Memory Leak in C-extension for Python

This is the first time I am writing a C-extension for python and you can see my ugly and probably super inefficient C++ implementation of a convolution. I have a problem with the memory management. Each time I call this function in python it consumes about 500MB of memory (for a batch of size 100x112x112x3 and a kernel of size 3x3x3x64) and doesn't free it afterwards. Do I have do take care about reference counting, even if this is not a class-method? Or do I have to free up memory manually somewhere in the code? Note that I excluded all the error checks for a better overview. Thanks.

PyObject* conv2d(PyObject*, PyObject* args)

{
    PyObject* data;
    PyObject* shape;
    PyObject* kernel;
    PyObject* k_shape;
    int stride;

    PyArg_ParseTuple(args, "OOOOi", &data, &shape, &kernel, &k_shape, &stride);

    Py_ssize_t dims = PyTuple_Size(shape);
    Py_ssize_t kernel_dims = PyTuple_Size(k_shape);

    int shape_c[3];
    int k_shape_c[4];

    for (int i = 0; i < kernel_dims; i++)
    {
        if (i < dims)
        {
            shape_c[i] = PyLong_AsLong(PyTuple_GetItem(shape, i));
        }
        k_shape_c[i] = PyLong_AsLong(PyTuple_GetItem(k_shape, i));
    }

    PyObject* data_item, kernel_item;
    PyObject* ret_array = PyList_New(0);
    double conv_val, channel_sum;

    for (int oc = 0; oc < k_shape_c[3]; oc++)
    {
        for (int row = 0; row < shape_c[0]; row += stride)
        {
            for (int col = 0; col < shape_c[1]; col += stride)
            {
                channel_sum = 0;
                for (int ic = 0; ic < shape_c[2]; ic++)
                {
                    conv_val = 0;
                    for (int k_row = 0; k_row < k_shape_c[0]; k_row++)
                    {
                        for (int k_col = 0; k_col < k_shape_c[1]; k_col++)
                        {
                            data_item = PyList_GetItem(data, row + k_row);
                            if (!data_item)
                            {
                                PyErr_Format(PyExc_IndexError, "Index out of bounds");
                                return NULL;
                            }
                            data_item = PyList_GetItem(data_item, col + k_col);
                            data_item = PyList_GetItem(data_item, ic);
                            kernel_item = PyList_GetItem(kernel, k_row);
                            kernel_item = PyList_GetItem(kernel_item, k_col);
                            kernel_item = PyList_GetItem(kernel_item, ic);
                            kernel_item = PyList_GetItem(kernel_item, oc);
                            conv_val += PyFloat_AsDouble(data_item) * PyFloat_AsDouble(kernel_item);
                        }
                    }
                    channel_sum += conv_val;
                }
                PyList_Append(ret_array, PyFloat_FromDouble(channel_sum));
            }
        }
    }
    return ret_array;
}

Solution

The leak comes from:

PyList_Append(ret_array, PyFloat_FromDouble(channel_sum));

PyFloat_FromDouble creates a new reference, PyList_Append takes shared ownership of the reference (it doesn't steal/consume the reference).

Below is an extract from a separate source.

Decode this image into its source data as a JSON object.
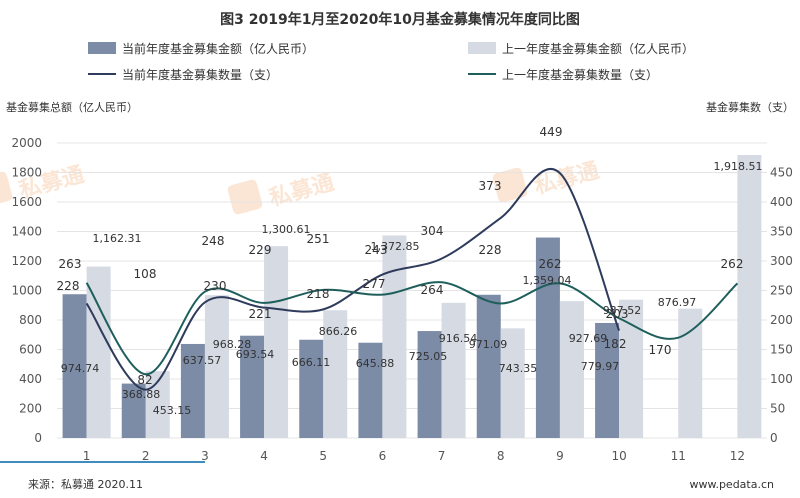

When using PyList_Append and you want the list to take ownership of your own reference, you must explicitly release your reference after appending, e.g. (error checks omitted):

PyObject *pychannel_sum = PyFloat_FromDouble(channel_sum);
PyList_Append(ret_array, pychannel_sum);
Py_DECREF(pychannel_sum);

The alternative (and faster if suitable) solution is to preallocate the list to the correct size, and fill in the entries with PyList_SetItem/PyList_SET_ITEM, both of which steal a reference, rather than incrementing the reference count. In general, APIs that don't explicitly mention reference stealing won't, and you'll need to police your own reference counts.

Note that memory-wise, individual PyFloats are quite a bit more expensive than C doubles (which they wrap); on a 64 bit system, each PyFloat in a list consumes 32 bytes (eight for the pointer in the list, 24 for the PyFloat itself), vs. eight for the raw C double.

You may want to look into using Python's array module (creating an array of the correct size/type, using the buffer protocol to make a C level view of it, then filling in the buffer); the code will be a tad more complex, but the memory usage will drop by a factor of 4x. numpy types will provide the same advantage (and the result may be used more flexibly).